Neurology & Pain Management Coding Alert

Reader Question:

Billing Injections

Question: We recently hired a PA who gives injections for headaches using Toradol, Imitrex, Depo-Medrol, etc. I have been told to use 90782 for administration and the J code for medication. How should I determine how much to charge? Should I bill for an E/M code also?

Pennsylvania Subscriber
 
Answer: Code 90782 (therapeutic, prophylactic or diagnostic injection [specify material injected]; subcutaneous or intramuscular) is appropriate for administration of the injection with the accompanying HCPCS J code for the drug. The supply codes for Toradol, Imitrex and Depo-Medrol are J1885, J3030 and J1020, J1030 or J1040 (depending on the dose).
 
Medicare guidelines do not allow separate billing of an E/M service if only an injection is performed. Code 99211 (office or other outpatient visit) cannot be used to report a visit for the purpose of receiving an injection that meets the definition of 90782, 90783 ( intra-arterial), 90784 ( intravenous) or 90788 (intramuscular injection of antiobiotic [specify]).

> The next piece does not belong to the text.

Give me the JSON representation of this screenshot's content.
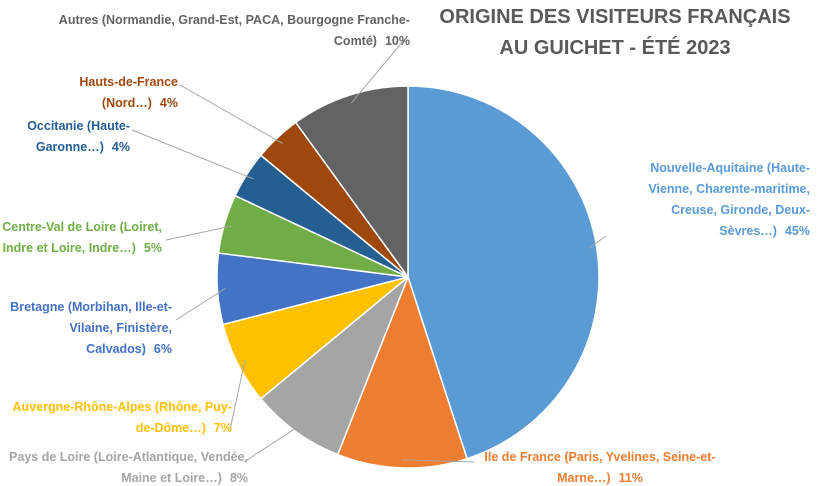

The Medicare Carriers Manual advises carriers, Do not pay 90782-90784 or 90788 if any other physician fee schedule service was rendered. If no E/M service or other service is provided on the same day as the injection, the injection code is billed. The drug is billed as a J code, whether the injection is separately billable or not.
 
Therefore, unless a significant, separately identifiable E/M service occurred at the time of the injection, an E/M code should not be reported in addition to 90782. If a separate E/M service did occur, report the service (i.e., 99213 office or other outpatient visit for the evaluation and management of an established patient ...) separately, with modifier -25 (significant, separately identifiable evaluation and management service by the same physician on the same day of the procedure or other service) appended.
 
If the physician assistant (PA) bills using his or her own personal identification number (PIN), expect reimbursement at a rate of 85 percent of the total from Medicare payers. Medicare and some third-party payers may allow the injection to be billed incident to the physicians services (Medicare defines incident to as services or supplies furnished as an integral, although incidental, part of the physicians personal professional services in the course of a diagnosis or treatment of an injury or illness), using the physicians PIN. This will allow for full payment, but the doctor must be readily available and involved in the patients care. Incident to services must be carefully documented, as the Office of the Inspector General has identified incident to billing as an area for special scrutiny in 2001.
 
Note: For more information on billing incident to, see Nonphysician Practitioner Reimbursement Alert, April 2001.
 
The CMS Physician Fee Schedule specifies 0.12 relative value units for 90782, or about $5 for Medicare payers. The average fee range for all payers is $22-28, according to HealthCare Consultants 2001 Physician Fee & Coding Guide.